Spiaggia di Lido Adriano, lunedì 24 maggio, ore 16. Sembrava una famigliola normale quella che stava trascorrendo un pomeriggio al mare, alle prese con teli, riviste, creme da sole e… troppe telefonate al cellulare. A destare il sospetto dei finanzieri di Ravenna sono state, però, le numerose e costanti visite che quella famiglia riceveva in spiaggia da parte di uomini e donne poco interessati a pinne, fucili e occhiali, ma molto ben informati sui prezzi della droga nei lidi ravennati. 

La curiosità è divenuta ipotesi investigativa e quest’ultima realtà: spaccio di sostanze stupefacenti in grande stile. Perciò, fin dalle prime ore del mattino, gli 007 delle Fiamme Gialle del comando provinciale di Ravenna si sono nascosti tra i cespugli e la vegetazione che separa le dune dalle strade di Lido Adriano e hanno atteso per ore l’arrivo del primo cliente.  

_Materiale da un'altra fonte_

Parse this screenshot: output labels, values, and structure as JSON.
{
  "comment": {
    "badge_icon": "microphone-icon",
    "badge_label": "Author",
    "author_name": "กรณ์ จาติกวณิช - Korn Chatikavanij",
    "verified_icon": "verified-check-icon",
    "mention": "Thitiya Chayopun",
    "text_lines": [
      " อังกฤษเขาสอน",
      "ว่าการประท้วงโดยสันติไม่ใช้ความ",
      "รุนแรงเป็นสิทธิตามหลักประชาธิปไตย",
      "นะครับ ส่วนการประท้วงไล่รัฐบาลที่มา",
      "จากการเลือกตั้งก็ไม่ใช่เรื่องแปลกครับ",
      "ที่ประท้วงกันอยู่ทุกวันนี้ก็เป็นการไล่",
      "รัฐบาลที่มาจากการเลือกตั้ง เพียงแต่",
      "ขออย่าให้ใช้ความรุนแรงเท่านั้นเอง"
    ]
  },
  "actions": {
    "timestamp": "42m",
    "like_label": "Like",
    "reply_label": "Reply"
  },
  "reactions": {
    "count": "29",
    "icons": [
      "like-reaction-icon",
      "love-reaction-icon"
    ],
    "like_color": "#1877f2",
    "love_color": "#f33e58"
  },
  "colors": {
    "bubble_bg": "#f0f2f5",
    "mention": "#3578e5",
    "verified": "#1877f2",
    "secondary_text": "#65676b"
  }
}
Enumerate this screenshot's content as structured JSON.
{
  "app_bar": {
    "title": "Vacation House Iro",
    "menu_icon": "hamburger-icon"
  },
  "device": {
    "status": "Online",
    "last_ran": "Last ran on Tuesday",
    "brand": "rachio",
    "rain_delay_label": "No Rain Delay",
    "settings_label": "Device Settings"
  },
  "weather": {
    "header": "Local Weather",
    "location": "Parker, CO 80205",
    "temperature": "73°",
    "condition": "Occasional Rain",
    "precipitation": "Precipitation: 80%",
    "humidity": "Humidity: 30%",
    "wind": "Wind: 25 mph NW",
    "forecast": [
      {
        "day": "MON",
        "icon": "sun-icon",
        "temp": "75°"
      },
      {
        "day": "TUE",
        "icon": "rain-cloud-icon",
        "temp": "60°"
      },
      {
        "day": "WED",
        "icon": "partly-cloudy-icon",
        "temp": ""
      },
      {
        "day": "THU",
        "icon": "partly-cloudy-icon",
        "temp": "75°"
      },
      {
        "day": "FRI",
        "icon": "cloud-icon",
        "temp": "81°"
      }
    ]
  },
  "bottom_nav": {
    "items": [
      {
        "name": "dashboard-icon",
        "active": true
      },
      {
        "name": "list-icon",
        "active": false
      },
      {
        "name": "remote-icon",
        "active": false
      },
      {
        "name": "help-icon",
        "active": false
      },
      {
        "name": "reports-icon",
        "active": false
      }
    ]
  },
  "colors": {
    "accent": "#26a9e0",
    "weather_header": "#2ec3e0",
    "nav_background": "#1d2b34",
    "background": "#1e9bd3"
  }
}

I finanzieri hanno visto giungere il cliente dalle dune in direzione della spiaggia. A questo punto il pusher si è allontanato dai famigliari in direzione del cliente il quale, dopo aver ricevuto un cenno dallo spacciatore, si chinava tra i cespugli e prelevava un involucro, risultato poi contenere l’eroina. Subito dopo, lo scambio delle banconote: i due si incrociavano ed effettuavano fugacemente il passaggio del denaro pari a 870 euro. A questo punto si sono scoperte le carte e i finanzieri sono usciti dai nascondigli e hanno bloccato i due uomini, che sono stati arrestati: il pusher è risultato essere un tunisino irregolare, il cliente un cittadino italiano residente nella provincia di Ancona.

Sono, inoltre, stati sequestrati gr. 55 di eroina, la somma di 4720 euro in contanti e il bilancino di precisione utilizzato per preparare le dosi. Anche l’autovettura utilizzata per il trasporto dello stupefacente è stata sequestrata. 

I due arrestati si trovano in carcere a Ravenna.